Drawing upon the scriptural themes of healing, some of our hymns depict the Lord’s Supper as a healing balm or medicine. A classic example of this is David W. Rogner’s hymn “Jesus Comes Today With Healing” (LSB 620). Stanza one emphasizes the healing benefits of Christ’s body and blood: “Jesus comes today with healing, Knocking at my door, appealing, Off’ring pardon, grace, and peace. He Himself makes preparation, And I hear His invitation: “Come and taste the blessed feast.” Christians who are suffering from bodily ailments may take comfort in considering the Lord’s Supper as a healing medicine, seeing that the complete healing of their bodies in the resurrection begins now with the healing of the soul in the Sacrament of the Altar.

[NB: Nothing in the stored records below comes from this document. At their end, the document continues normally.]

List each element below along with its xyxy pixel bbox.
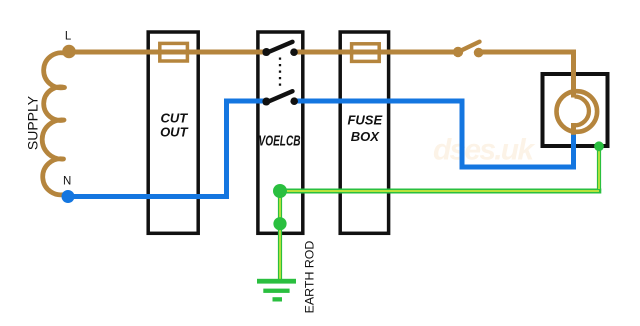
svg-text:SUPPLY: SUPPLY xyxy=(25,95,41,150)
svg-text:EARTH ROD: EARTH ROD xyxy=(303,241,317,314)
svg-text:OUT: OUT xyxy=(160,125,189,140)
svg-text:FUSE: FUSE xyxy=(347,112,382,127)
svg-text:N: N xyxy=(63,176,71,188)
svg-text:L: L xyxy=(65,31,72,43)
svg-text:BOX: BOX xyxy=(351,129,381,144)
svg-text:VOELCB: VOELCB xyxy=(259,133,301,149)
svg-text:CUT: CUT xyxy=(160,110,188,125)
svg-text:dses.uk: dses.uk xyxy=(433,134,535,167)
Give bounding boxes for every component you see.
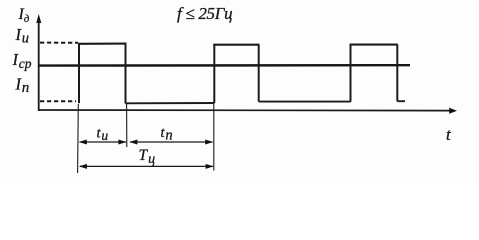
svg-text:tи: tи — [97, 125, 109, 143]
pulse 2 rising edge — [213, 45, 215, 103]
pulse 3 falling edge — [396, 45, 398, 102]
pulse 3 rising edge — [350, 45, 352, 102]
svg-text:Tц: Tц — [139, 147, 156, 167]
extension line at pulse 2 rise — [213, 104, 215, 171]
average current line Icp — [39, 64, 410, 67]
pulse 2 falling edge — [258, 45, 260, 102]
low segment 3 — [397, 100, 405, 102]
low segment 1 — [126, 102, 215, 104]
svg-text:Iп: Iп — [15, 75, 30, 97]
low segment 2 — [259, 101, 351, 103]
y-axis — [36, 14, 41, 111]
dimension arrow t_u — [79, 140, 127, 145]
svg-text:Iср: Iср — [12, 50, 32, 71]
dashed level In — [40, 100, 76, 102]
x-axis — [38, 108, 457, 114]
pulse 1 rising edge — [78, 44, 80, 103]
dimension arrow T_ts — [79, 164, 214, 169]
svg-text:t: t — [446, 125, 452, 144]
dimension arrow t_n — [129, 140, 213, 145]
svg-text:f ≤ 25Гц: f ≤ 25Гц — [177, 4, 232, 23]
svg-text:tп: tп — [161, 125, 173, 144]
dashed level Iu — [40, 42, 78, 44]
pulse 1 falling edge — [125, 44, 127, 104]
extension line at pulse 1 fall — [126, 104, 128, 147]
pulse 3 top — [350, 44, 398, 46]
svg-text:Iд: Iд — [18, 6, 30, 25]
svg-text:Iи: Iи — [15, 25, 30, 47]
pulse 2 top — [213, 44, 259, 46]
extension line at pulse 1 rise — [77, 104, 80, 173]
pulse 1 top — [78, 43, 127, 45]
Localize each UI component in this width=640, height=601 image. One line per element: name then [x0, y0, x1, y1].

More examples will be developed throughout the course of this Lenten series. The goal of this series is to set before our eyes the many blessings and benefits of the Lord’s Supper, chief among which is the forgiveness of sins. Our hymns help us in this regard by making connections that we might not otherwise make. They draw upon the themes of Holy Scripture and teach us to appreciate the full range of blessings that are present when the faithful are gathered around the life-giving, nourishing, and salutary gift of our Lord’s holy body and precious blood.
This Sunday we will bid farewell to “Alleluia,” but we do so knowing that the day is coming when we will welcome them back in the great Feast of Victory for our God! Alleluia!